Wednesday, April 27, 2011

Garbage Collector in Dotnet


Friends, In this article I am going to explain about Garbage Collector and its internal work. 

What is Garbage Collector?
Garbage collector is maintained by CLR in Dotnet. Garbage collector checks for the objects are not being used by the application inside managed heap. If it finds any such objects then it removes those objects from the memory. So during development developer doesn’t need to worry about it.

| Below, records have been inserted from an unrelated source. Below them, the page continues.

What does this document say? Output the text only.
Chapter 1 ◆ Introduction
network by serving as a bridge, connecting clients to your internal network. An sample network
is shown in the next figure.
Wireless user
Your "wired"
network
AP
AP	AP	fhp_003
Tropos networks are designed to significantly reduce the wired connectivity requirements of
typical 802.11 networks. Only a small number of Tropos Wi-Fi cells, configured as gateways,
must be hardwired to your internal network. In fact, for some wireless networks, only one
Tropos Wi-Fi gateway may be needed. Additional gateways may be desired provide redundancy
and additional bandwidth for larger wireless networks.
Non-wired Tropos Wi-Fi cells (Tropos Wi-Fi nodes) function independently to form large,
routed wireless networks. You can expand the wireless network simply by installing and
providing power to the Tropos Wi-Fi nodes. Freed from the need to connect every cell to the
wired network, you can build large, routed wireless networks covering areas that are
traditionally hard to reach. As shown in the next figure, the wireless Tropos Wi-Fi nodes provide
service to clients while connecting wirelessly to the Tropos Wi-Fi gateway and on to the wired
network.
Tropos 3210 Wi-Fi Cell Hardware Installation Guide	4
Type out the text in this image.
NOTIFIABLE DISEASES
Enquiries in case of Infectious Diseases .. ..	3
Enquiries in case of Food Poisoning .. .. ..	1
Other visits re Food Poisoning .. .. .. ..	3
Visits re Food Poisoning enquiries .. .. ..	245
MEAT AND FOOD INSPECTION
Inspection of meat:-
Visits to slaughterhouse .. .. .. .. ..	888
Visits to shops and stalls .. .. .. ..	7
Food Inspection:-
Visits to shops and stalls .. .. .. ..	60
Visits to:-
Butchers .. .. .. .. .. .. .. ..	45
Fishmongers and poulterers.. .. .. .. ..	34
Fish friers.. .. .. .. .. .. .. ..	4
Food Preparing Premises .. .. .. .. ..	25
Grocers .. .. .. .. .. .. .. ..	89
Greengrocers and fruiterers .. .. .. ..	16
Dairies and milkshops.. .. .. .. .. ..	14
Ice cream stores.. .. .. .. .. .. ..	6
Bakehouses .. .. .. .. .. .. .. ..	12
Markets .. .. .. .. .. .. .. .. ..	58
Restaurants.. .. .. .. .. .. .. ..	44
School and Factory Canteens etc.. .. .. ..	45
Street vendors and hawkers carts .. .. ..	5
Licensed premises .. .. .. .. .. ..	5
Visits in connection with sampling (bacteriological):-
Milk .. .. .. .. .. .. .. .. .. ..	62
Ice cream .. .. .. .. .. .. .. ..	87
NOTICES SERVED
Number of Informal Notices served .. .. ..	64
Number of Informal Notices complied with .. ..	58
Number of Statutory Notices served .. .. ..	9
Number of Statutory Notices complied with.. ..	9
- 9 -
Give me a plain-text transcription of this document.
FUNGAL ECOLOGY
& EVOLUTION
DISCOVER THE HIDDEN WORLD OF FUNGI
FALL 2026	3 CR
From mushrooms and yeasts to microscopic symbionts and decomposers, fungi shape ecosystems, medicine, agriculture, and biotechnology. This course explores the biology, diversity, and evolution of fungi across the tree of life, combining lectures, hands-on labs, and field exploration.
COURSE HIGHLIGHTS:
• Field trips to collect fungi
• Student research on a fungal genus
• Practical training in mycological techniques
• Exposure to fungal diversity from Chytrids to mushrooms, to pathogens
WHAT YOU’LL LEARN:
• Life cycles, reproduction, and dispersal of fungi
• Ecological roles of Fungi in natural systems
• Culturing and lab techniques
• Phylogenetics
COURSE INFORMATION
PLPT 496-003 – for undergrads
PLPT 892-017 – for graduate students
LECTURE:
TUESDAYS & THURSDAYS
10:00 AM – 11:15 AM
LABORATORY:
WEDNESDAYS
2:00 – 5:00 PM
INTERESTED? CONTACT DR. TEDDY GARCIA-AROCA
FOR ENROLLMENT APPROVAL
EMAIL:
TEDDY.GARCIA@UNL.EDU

How memory gets allocated in managed heap?
When process starts, the runtime reserves a contiguous memory for it and this is called as managed heap. When application creates an object it will get allocated to the managed heap. GC internally divides objects in to two categories Small and Large. When CLR loaded initially two heap segments are allocated to it Small Object Heap(SOH) and Large Object Heap(LOH). When object creation request comes, at that time GC will check if the size of object is <= 85KB then it will get allocated on SOH and the objects are larger than 85KB will get allocated to the LOH.

What is Small Object Heap (SOH)?
CLR garbage collector is generational collector. Generations are logical view of GC. It has three generations Generation 0, Generation 1 and Generation 2. Generations only applies to SOH. Each generation maintain its memory threshold. By default all the objects having size <=85KB will get allocated to Gen 0.

What are the generations in GC and how they work internally?
When object allocation on Gen 0 reaches to its max limit the GC will start collecting data on this generation. The objects are not being used will get removed from memory and survived objects moved to the Gen 1. GC resets threshold level of Gen 0. Once Gen 0 collection completed GC start collecting data from Gen 1. Similar to Gen 0, GC collects and remove objects are not being used from memory during Gen 1 collection and survived objects moved to Gen 2. GC also resets threshold level of Gen 1. Objects in Gen 0 called as short lived objects and in Gen 2 called as long lived objects.

When Garbage Collector collects data?
GC automatically starts collecting data
1. When the allocation of objects in Generation 0 exceeds its max threshold limit. This is the most common scenario when garbage collector triggers and collects the data.
2. When system is running under low memory and user explicitly calls GC.Collect method.

What is Large Object Heap (LOH)?
LOH will get collected by GC when user explicitly calls GC.Collect method by passing GC.MaxGeneration as an argument. It also gets collected after completion of Gen 2 collection. While collecting data on LOH, if GC found objects are not being used will get removed from memory and marked as an empty so new object will get allocated in this available memory if the object size fits in available memory. The objects in this LOH will not get rearranged or compacted like Gen 0 and Gen 1 because all the objects are large and moving those objects is more expensive task.